Mimo
iż nazwa nic Wam nie mówi, wierzę, że każdy z Was zna ów zamek. Walt Disney
wziął go jako logo do swoich produkcji.
Zamek
wygląda bajecznie. I w środku i na zewnątrz. Zwiedzając wszystkie komnaty
widać, iż król Ludwig II żył w bajkach, stworzonych przez swoją wyobraźnię.
Sama jego historia jest równie zadziwiająca. Był homoseksualistą, co w tych
czasach nie było dobrze postrzegane, a właściwie w ogóle nie było akceptowane.
Fascynował się sztuką i muzyką Wagnera.
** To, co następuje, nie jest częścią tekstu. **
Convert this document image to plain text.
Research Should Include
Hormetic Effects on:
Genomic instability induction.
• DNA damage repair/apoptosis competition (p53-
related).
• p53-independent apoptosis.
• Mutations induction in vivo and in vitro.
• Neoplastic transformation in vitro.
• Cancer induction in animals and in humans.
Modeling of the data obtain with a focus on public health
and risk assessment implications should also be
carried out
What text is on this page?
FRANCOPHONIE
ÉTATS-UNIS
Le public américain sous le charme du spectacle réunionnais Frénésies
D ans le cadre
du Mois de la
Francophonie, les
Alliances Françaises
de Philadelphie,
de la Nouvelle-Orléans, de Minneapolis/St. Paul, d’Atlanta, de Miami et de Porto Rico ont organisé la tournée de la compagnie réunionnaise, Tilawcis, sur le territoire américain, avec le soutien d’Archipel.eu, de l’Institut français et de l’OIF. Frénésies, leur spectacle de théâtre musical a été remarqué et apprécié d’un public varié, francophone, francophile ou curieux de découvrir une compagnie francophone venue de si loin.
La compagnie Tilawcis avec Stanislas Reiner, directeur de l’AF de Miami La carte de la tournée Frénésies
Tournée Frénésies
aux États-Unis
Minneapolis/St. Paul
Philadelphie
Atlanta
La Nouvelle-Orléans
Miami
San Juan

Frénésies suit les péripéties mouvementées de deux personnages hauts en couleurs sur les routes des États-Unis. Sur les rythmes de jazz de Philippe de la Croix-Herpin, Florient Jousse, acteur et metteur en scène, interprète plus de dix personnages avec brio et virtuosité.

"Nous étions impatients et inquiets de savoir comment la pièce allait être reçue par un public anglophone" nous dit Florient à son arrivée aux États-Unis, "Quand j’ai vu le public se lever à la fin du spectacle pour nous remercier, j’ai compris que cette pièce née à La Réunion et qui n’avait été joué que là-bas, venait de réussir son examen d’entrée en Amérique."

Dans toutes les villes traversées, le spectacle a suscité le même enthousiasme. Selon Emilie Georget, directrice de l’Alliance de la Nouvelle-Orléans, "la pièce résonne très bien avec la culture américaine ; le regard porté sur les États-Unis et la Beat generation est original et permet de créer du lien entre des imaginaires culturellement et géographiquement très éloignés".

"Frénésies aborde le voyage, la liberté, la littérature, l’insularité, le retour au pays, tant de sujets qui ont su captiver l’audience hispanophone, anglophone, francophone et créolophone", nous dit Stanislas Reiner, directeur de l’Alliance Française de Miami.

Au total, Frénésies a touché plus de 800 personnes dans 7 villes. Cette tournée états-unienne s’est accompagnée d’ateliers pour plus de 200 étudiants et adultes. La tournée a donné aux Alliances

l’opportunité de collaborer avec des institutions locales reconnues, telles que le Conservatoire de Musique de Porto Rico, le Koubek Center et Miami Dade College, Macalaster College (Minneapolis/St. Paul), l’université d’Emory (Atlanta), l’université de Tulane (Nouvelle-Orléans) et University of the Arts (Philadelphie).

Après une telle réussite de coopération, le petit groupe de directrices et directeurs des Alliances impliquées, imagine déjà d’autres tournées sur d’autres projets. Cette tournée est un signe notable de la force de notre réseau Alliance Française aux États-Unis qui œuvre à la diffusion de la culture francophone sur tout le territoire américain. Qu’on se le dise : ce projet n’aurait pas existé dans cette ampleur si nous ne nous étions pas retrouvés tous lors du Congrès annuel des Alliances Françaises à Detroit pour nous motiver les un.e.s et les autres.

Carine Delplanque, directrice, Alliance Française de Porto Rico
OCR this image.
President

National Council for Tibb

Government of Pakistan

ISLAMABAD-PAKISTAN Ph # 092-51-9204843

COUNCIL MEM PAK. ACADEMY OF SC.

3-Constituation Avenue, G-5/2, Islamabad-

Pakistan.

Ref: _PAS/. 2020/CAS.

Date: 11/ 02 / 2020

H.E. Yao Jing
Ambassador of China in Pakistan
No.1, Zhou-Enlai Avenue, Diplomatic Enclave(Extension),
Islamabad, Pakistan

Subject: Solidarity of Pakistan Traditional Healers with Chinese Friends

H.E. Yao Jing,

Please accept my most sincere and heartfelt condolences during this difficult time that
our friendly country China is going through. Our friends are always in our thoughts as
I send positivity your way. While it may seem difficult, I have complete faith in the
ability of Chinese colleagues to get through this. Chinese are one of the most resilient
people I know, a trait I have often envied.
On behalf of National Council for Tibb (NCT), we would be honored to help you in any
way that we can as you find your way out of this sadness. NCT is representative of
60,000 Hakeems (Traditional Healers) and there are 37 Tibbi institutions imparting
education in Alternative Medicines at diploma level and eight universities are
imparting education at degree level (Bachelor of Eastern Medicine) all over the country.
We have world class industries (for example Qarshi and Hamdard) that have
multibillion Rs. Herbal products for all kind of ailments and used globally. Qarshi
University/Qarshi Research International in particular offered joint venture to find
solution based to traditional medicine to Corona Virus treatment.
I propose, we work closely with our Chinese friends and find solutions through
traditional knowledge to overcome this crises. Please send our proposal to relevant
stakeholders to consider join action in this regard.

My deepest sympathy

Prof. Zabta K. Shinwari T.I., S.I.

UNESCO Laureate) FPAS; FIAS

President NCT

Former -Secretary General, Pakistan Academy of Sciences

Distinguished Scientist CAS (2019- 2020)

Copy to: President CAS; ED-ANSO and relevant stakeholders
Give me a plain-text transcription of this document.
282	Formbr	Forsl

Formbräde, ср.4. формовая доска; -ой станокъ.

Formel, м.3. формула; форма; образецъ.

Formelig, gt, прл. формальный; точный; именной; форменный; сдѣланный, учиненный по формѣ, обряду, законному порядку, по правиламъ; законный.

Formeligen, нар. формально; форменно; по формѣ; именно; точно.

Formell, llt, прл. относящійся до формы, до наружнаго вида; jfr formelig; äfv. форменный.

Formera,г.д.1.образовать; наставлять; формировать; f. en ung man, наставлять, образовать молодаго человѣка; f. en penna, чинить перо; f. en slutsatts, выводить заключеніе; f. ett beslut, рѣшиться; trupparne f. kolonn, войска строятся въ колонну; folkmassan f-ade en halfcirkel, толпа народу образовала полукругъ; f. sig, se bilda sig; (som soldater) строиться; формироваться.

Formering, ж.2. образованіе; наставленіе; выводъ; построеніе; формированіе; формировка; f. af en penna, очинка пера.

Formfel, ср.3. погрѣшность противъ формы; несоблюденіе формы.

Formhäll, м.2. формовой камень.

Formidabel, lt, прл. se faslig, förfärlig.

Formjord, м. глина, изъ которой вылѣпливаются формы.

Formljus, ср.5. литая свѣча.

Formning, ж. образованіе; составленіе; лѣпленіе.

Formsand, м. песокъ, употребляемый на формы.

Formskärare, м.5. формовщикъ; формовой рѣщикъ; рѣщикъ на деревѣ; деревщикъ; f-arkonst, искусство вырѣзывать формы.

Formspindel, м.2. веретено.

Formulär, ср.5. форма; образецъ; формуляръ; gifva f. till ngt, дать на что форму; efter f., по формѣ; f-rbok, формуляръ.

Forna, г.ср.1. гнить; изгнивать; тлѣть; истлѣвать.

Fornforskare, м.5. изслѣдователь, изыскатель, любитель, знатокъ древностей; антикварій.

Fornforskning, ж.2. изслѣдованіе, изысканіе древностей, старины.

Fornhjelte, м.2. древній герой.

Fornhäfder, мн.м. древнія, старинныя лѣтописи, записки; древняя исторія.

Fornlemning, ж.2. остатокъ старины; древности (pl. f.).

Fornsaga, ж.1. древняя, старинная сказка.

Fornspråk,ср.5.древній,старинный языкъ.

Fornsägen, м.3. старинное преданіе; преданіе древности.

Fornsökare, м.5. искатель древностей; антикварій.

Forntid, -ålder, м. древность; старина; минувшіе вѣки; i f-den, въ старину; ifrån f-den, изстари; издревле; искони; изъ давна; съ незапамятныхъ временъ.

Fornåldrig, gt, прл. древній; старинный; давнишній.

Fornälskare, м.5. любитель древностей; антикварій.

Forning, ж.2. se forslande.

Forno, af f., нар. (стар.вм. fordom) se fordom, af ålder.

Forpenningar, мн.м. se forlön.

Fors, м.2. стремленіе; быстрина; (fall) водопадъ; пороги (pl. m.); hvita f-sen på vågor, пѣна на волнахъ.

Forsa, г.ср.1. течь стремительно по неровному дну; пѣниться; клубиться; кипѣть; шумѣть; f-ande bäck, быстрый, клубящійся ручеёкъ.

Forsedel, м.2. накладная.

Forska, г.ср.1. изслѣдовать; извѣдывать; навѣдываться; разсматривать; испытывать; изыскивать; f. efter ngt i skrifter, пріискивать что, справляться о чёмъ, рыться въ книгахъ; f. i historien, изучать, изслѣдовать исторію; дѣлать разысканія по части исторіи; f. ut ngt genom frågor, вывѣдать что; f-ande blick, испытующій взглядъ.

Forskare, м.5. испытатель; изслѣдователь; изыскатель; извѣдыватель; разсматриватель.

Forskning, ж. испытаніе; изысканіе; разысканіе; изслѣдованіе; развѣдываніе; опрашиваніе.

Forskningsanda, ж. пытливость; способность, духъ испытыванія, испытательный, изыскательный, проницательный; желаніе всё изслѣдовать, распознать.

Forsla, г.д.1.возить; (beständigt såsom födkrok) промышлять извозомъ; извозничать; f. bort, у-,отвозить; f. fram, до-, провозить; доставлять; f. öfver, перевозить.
To właśnie Ludwig pozwolił, aby ten
kompozytor zasłynął w świecie muzyki. Jego historia kończy się tragicznie, w
wodach jeziora Starbergersee. W niewyjaśnionych okolicznościach utopił się
razem ze swoim lekarzem, po tym jak odsunięto go od władzy, twierdząc, że
wydaje zbyt wiele pieniędzy na zamki oraz uknuto tezę, iż jest schizofrenikiem.
Do
zamku wiedzie droga, którą można przebyć spacerem (ok. 30 min), busem bądź
bryczką. Po zwiedzeniu zamku koniecznie należy udać się na most Marienbruecke,
z którego jest najpiękniejszy widok na zamek.